Workers protest against officials outside the UCU union HQ as the higher education committee met last Friday

The thread running through the present strike wave is that the trade union leaders aren’t prepared to take the action needed to win. This is so widespread it can’t be put down to the peculiarities of one union or the idiosyncrasies of another leader. It reflects something structural—the existence of a layer of full-time trade union officials whose role lies in mediating between workers and the bosses who exploit them.

The problem of this trade union bureaucracy is most visible in my own University and College Union (UCU). Its members working in universities have been involved in a succession of national strikes that started in 2018. At stake is the transformation of universities into profit‑seeking businesses run by highly paid managers. This has involved dismantling the relatively generous USS pensions system in the universities established before 1992. It also included a sharp cut in academics’ real pay, and increasing reliance on super-exploited and precarious staff.

Five years ago, then UCU general secretary Sally Hunt tried to sell out the initial pensions strike. This provoked a huge rank and file rebellion under the hashtag #NoCapitulation that prevented the complete destruction of the USS pension regime.

The present general secretary Jo Grady was elected in 2019 on the back of this rebellion. Sadly, however, she has proved to be, if anything, even worse than Hunt. It would be a mistake to explain this failure in personal terms. Ideology has played a part. Grady leads a faction that regards itself as radical but rejects focusing on strikes. But more fundamental is the profound pessimism about the possibility of winning all-out action common to the entire trade-union bureaucracy.

No doubt with her re-election in mind, Grady launched the “UCU Rising” campaign for national industrial action around the cost of living, pensions, casualisation, workloads and pay inequality. This captured the enthusiasm of UCU members increasingly embittered with their callous employers and was overwhelmingly endorsed in a national ballot last October. And then, everything stalled. The Higher Education Committee (HEC)—the elected national executive for universities—decided on a programme of action including indefinite strikes.

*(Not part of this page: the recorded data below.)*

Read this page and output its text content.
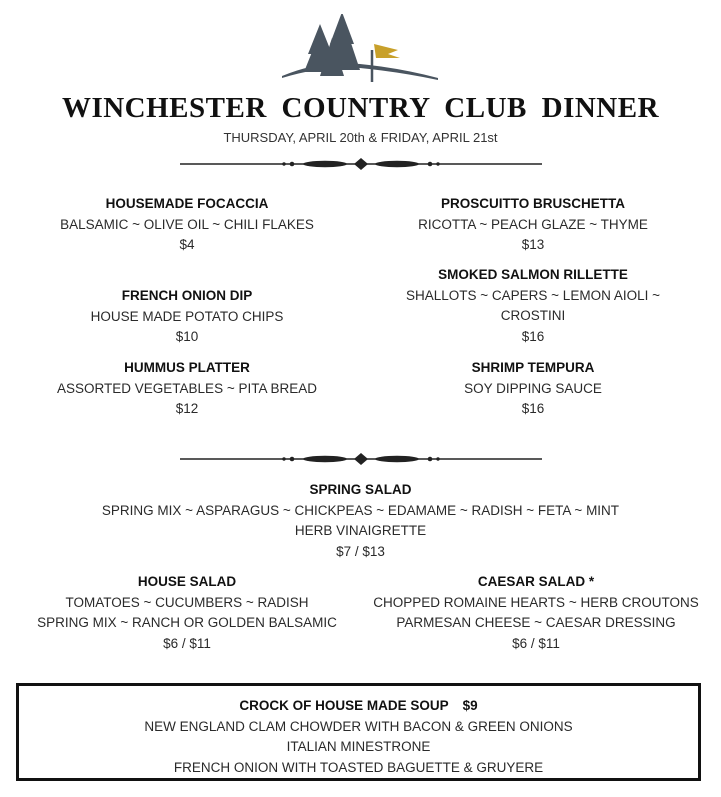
WINCHESTER COUNTRY CLUB DINNER
THURSDAY, APRIL 20th & FRIDAY, APRIL 21st
HOUSEMADE FOCACCIA
BALSAMIC ~ OLIVE OIL ~ CHILI FLAKES
$4
PROSCUITTO BRUSCHETTA
RICOTTA ~ PEACH GLAZE ~ THYME
$13
SMOKED SALMON RILLETTE
SHALLOTS ~ CAPERS ~ LEMON AIOLI ~
CROSTINI
$16
FRENCH ONION DIP
HOUSE MADE POTATO CHIPS
$10
HUMMUS PLATTER
ASSORTED VEGETABLES ~ PITA BREAD
$12
SHRIMP TEMPURA
SOY DIPPING SAUCE
$16
SPRING SALAD
SPRING MIX ~ ASPARAGUS ~ CHICKPEAS ~ EDAMAME ~ RADISH ~ FETA ~ MINT
HERB VINAIGRETTE
$7 / $13
HOUSE SALAD
TOMATOES ~ CUCUMBERS ~ RADISH
SPRING MIX ~ RANCH OR GOLDEN BALSAMIC
$6 / $11
CAESAR SALAD *
CHOPPED ROMAINE HEARTS ~ HERB CROUTONS
PARMESAN CHEESE ~ CAESAR DRESSING
$6 / $11
CROCK OF HOUSE MADE SOUP $9
NEW ENGLAND CLAM CHOWDER WITH BACON & GREEN ONIONS
ITALIAN MINESTRONE
FRENCH ONION WITH TOASTED BAGUETTE & GRUYERE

But Grady and her key allies in the full-time bureaucracy did not announce this decision for five weeks. When she finally did, it was to denounce the decision on a video broadcast to all members just an hour before a negotiating meeting with employers. The HEC compromised on 18 days of strikes this term. But in mid‑February Grady announced a two-week “pause” in these strikes for talks with the employers mediated by Acas.

She has no constitutional right to stop industrial action. Last week it emerged that Grady had agreed not to call any additional strike days during the pause. This means, because of the legal requirement of two weeks’ notice of industrial action, that there could be no additional strikes for a month. This is particularly contested because the HEC has voted for an extra strike day on 15 March, and this will now be fought over in the union. 

In exchange for Grady’s retreat the employers supposedly promised they wouldn’t impose their derisory pay offer—a 15 percent cut in real terms—during the pause. But they did it anyway at the end of last week, giving the lie to Grady’s triumphalist rhetoric that the UCU is on the verge of success.

The employers in effect expressed their contempt for a craven and incompetent union leadership. Only determined and sustained strike action will extract real concessions from them. The danger isn’t just that all this shilly-shallying demoralises UCU members, who have made considerable sacrifices in taking strike action over more than five years. By ignoring or sabotaging the decisions of elected bodies, Grady and her cabal are corrupting UCU’s highly democratic culture.

They need to be held to account. But, more urgently, control of the dispute needs to be wrested away from them. Branches are demanding a special Higher Education Sector Conference. This needs to set up a National Strike Committee of elected branch delegates to mount action that can break the will of the university bosses.